Current Red Lodge Clay Center Long-Term Resident 2019-2020
If you’ve met me, I’ve likely called you dog. Dog, an adopted term of respect. Dogs have infiltrated our lives through language in ways we seldom think about; hangdog, hair-of-the-dog, dog tired, sick as a dog, bitch are all commonplace terms in American English. We even refer to our feet as our dogs. As a poet and a ceramic artist, language fascinates me. How can one word mean so much? How can each meaning have such different connotations? Why can we associate so many things with dogs? I think about these questions every day, and my work strives to complicate the answers.
While the dog is an icon in American English, dogs are also icons in the physical word. The Islamic relationship with dogs remains a hot topic, where many muslims see dogs as strictly haram and others have dogs as pets. In much of the world, dogs are pets with names and have near equal footing with children in a family dynamic. For many, dogs are nameless tools to ward off pests or trespassers. Plenty of cultures eat dogs. Stretching further, black dog blood is one of the few known vampire repellents in 1980s Hong Kong vampire movies. Simply put, dogs are seen in varied ways throughout the world.
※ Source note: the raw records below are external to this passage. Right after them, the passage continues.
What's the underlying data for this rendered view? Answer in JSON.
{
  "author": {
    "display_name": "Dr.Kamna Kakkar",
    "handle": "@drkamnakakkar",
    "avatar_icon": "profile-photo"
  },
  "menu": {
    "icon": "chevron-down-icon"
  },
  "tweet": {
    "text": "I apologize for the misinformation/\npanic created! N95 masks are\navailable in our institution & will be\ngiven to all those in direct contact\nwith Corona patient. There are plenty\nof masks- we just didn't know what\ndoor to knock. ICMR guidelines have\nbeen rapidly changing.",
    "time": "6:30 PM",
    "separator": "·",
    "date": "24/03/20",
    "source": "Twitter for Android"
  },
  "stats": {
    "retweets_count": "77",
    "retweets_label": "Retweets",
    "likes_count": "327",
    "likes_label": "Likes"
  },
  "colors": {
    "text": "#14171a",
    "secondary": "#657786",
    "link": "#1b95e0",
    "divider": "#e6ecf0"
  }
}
I make dogs because I see people as being as varied and complex as the world’s view of dogs. Though even at home I may refer to my weinerdog as a “good girl” when she returns a ball I throw or a “bad girl” when she pees on the carpet, my dog lives everyday as both. Simply, my dog is never good or bad. She’s a dog, and I just don’t see the difference. In my work, I create verbal and visual dichotomies between my dog characters to illustrate my presumption that people are also neither good nor bad– nor any other set of dichotomies. Like a smiley face, my dogs are abstract characters that simultaneously represent myself and all of humanity. In my arsenal of dogs I employ “angel dogs” and “underdogs” or “home dogs” and “wild dogs” to honor the duality of man on a macroscale, and the contradictions present in myself on a microscale.
I derive the iconography in my work from my varied identities. I was raised as a middle-class West Virginian, and grew up ashamed of my privilege being surrounded by poverty. Though I identify as a West Virginian, the beginning part of my life began in New Mexico and Wyoming. I consider myself latino but I know less Spanish now than when I was six years old. In recent work, my “home dogs” represent my contempt for suburbia while my “wild dogs” represent the allure of my old home in the West. Importantly, these representations are not fixed, but rather flex like the connotations of dogs in modern language.
Further, the construction of my dogs and the ceramic medium in which I work reinforce my concepts. By creating my characters from paper templates, they are both simple and repeatable. Offering a level of abstraction that allows my dogs to be both ambiguous and relatable, my art reflects a cartoon than any viewer can enter. Additionally, ceramics are of the oldest art mediums in human history and using it connotes its role as a conveyor of ancient language and culture.
Ultimately, my style is derived from my vast array of influences, but language and pop culture icons uphold the breadth of my interests. Subjects as vast as pre-Columbian ceramics, William Blake’s The Marriage of Heaven and Hell, or the uncanny style and contradictions of Macho Man Randy Savage, Dennis Rodman, and Jesco White each have equal footing in the hierarchy of my influence. My work aims to bring all of these forces together, one dog at a time.